At 11:30 she takes over for a bit at the counter, fielding patients' requests for ordered prescriptions and advising them if they will need to wait a little longer. She knows that some of these people are ill or in pain, so she has to communicate to each of them with a great deal of patience, kindness, and consideration. Just because someone is being haughty or unreasonable does not give her the right to give it back to them. "Please have a seat over there and we'll let you know as soon as your order is ready" sounds so much nicer than "Sit down and shut up!"
Ziggy goes over each patient's dosages and makes sure they understand how and how often the medicine is to be taken. One patient comes in to pick up a prescription of Xanax, and Ziggy notes by looking up his file in the system that he seems to be taking an unusually high amount of the drug, so she calls his doctor to make sure he's aware of this before verifying his approval. As it turns out, the guy was extremely adept at forging his doctor's signature, so the Xanax is denied. She makes a note in his file advising all other pharmacists of the gentleman's situation, the nature of his addiction, and his pattern of deceit. Hopefully this will be the last time he attempts to pull that stunt.

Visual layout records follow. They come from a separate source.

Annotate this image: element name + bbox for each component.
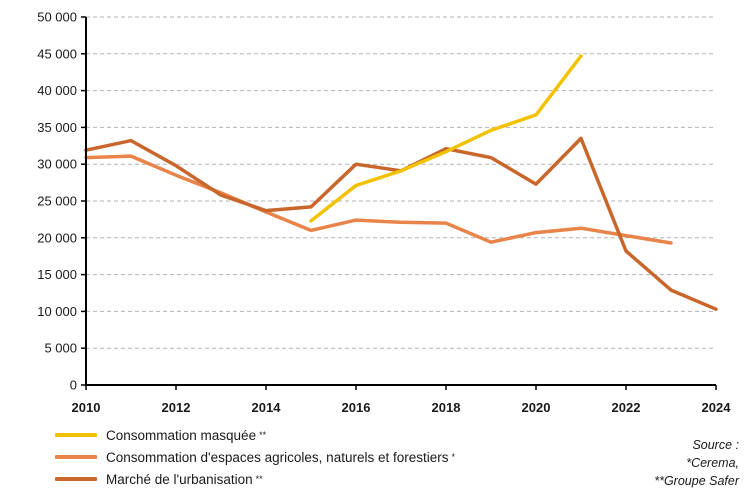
legend: Consommation masquée ** Consommation d'es… <box>55 424 455 490</box>
legend-item-consommation-masquee: Consommation masquée ** <box>55 424 455 446</box>
legend-item-marche-urbanisation: Marché de l'urbanisation ** <box>55 468 455 490</box>
y-tick-label: 30 000 <box>37 157 77 172</box>
y-tick-label: 15 000 <box>37 267 77 282</box>
y-tick-label: 50 000 <box>37 10 77 25</box>
y-tick-label: 40 000 <box>37 83 77 98</box>
series-lines <box>84 54 718 311</box>
legend-swatch <box>55 455 97 459</box>
y-tick-label: 45 000 <box>37 46 77 61</box>
y-tick-label: 35 000 <box>37 120 77 135</box>
x-tick-label: 2022 <box>612 400 641 415</box>
series-line-1 <box>84 154 673 245</box>
y-tick-label: 25 000 <box>37 194 77 209</box>
y-tick-label: 5 000 <box>44 341 77 356</box>
source-note: Source : *Cerema, **Groupe Safer <box>654 436 739 490</box>
series-line-0 <box>309 54 583 223</box>
legend-label: Consommation masquée <box>106 427 257 443</box>
legend-marker: * <box>451 452 456 462</box>
legend-swatch <box>55 433 97 437</box>
y-tick-label: 10 000 <box>37 304 77 319</box>
source-title: Source : <box>692 438 739 452</box>
legend-item-consommation-enaf: Consommation d'espaces agricoles, nature… <box>55 446 455 468</box>
y-tick-label: 20 000 <box>37 230 77 245</box>
x-tick-label: 2012 <box>162 400 191 415</box>
y-tick-label: 0 <box>70 378 77 393</box>
x-tick-label: 2014 <box>252 400 282 415</box>
grid-lines <box>86 16 716 349</box>
source-safer: **Groupe Safer <box>654 474 739 488</box>
x-axis-ticks: 2010 2012 2014 2016 2018 2020 2022 2024 <box>72 385 732 415</box>
x-tick-label: 2018 <box>432 400 461 415</box>
source-cerema: *Cerema, <box>686 456 739 470</box>
legend-marker: ** <box>259 430 267 440</box>
legend-marker: ** <box>255 474 263 484</box>
legend-label: Marché de l'urbanisation <box>106 471 253 487</box>
legend-swatch <box>55 477 97 481</box>
x-tick-label: 2016 <box>342 400 371 415</box>
legend-label: Consommation d'espaces agricoles, nature… <box>106 449 449 465</box>
x-tick-label: 2010 <box>72 400 101 415</box>
x-tick-label: 2024 <box>702 400 732 415</box>
y-axis-ticks: 0 5 000 10 000 15 000 20 000 25 000 30 000 35 0… <box>37 10 86 393</box>
x-tick-label: 2020 <box>522 400 551 415</box>
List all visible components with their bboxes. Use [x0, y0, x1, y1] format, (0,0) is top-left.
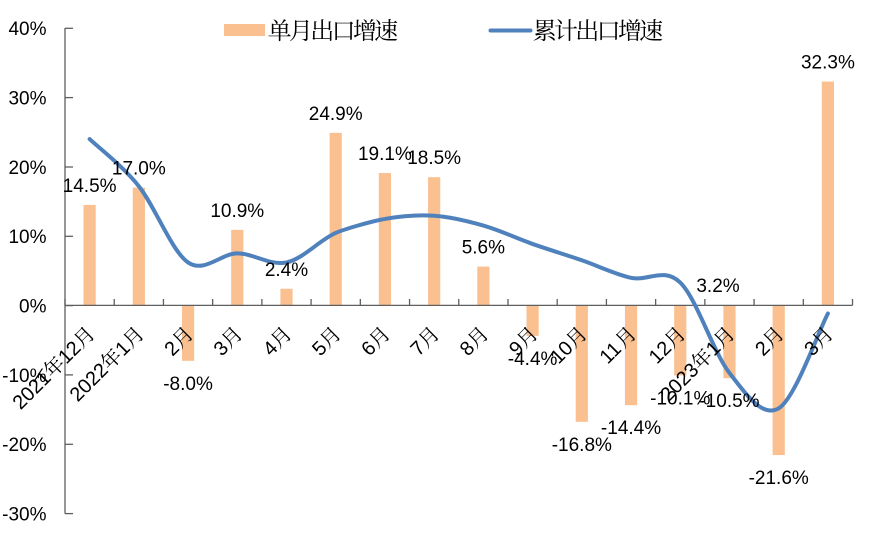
svg-text:0%: 0%	[19, 297, 47, 318]
svg-text:-21.6%: -21.6%	[749, 468, 809, 489]
svg-text:-8.0%: -8.0%	[163, 374, 213, 395]
svg-text:3.2%: 3.2%	[696, 276, 739, 297]
svg-text:32.3%: 32.3%	[801, 53, 855, 74]
svg-text:19.1%: 19.1%	[358, 144, 412, 165]
svg-text:18.5%: 18.5%	[407, 148, 461, 169]
svg-text:-10.5%: -10.5%	[699, 391, 759, 412]
svg-text:-14.4%: -14.4%	[601, 418, 661, 439]
svg-text:-30%: -30%	[2, 505, 46, 526]
svg-text:5.6%: 5.6%	[462, 238, 505, 259]
svg-text:40%: 40%	[8, 19, 46, 40]
svg-text:10%: 10%	[8, 227, 46, 248]
svg-text:2.4%: 2.4%	[265, 260, 308, 281]
svg-text:-10%: -10%	[2, 366, 46, 387]
svg-text:-4.4%: -4.4%	[508, 349, 558, 370]
svg-text:14.5%: 14.5%	[63, 176, 117, 197]
svg-text:-16.8%: -16.8%	[552, 435, 612, 456]
svg-text:30%: 30%	[8, 89, 46, 110]
svg-text:10.9%: 10.9%	[210, 201, 264, 222]
svg-text:17.0%: 17.0%	[112, 159, 166, 180]
svg-text:-10.1%: -10.1%	[650, 388, 710, 409]
svg-text:20%: 20%	[8, 158, 46, 179]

Too busy to take an entire hour for lunch, Ziggy downs a Luna bar while filling prescriptions with the other. Aside from putting in a call in the late afternoon to order some pharmaceutical supplies, her routine of filling prescriptions, researching medications, and advising patients constitutes the remainder of her afternoon and early evening. Fortunately, Mr. Xanax is the only forger she encounters during the remainder of her shift. Good. Ziggy isn't cut out for detective work.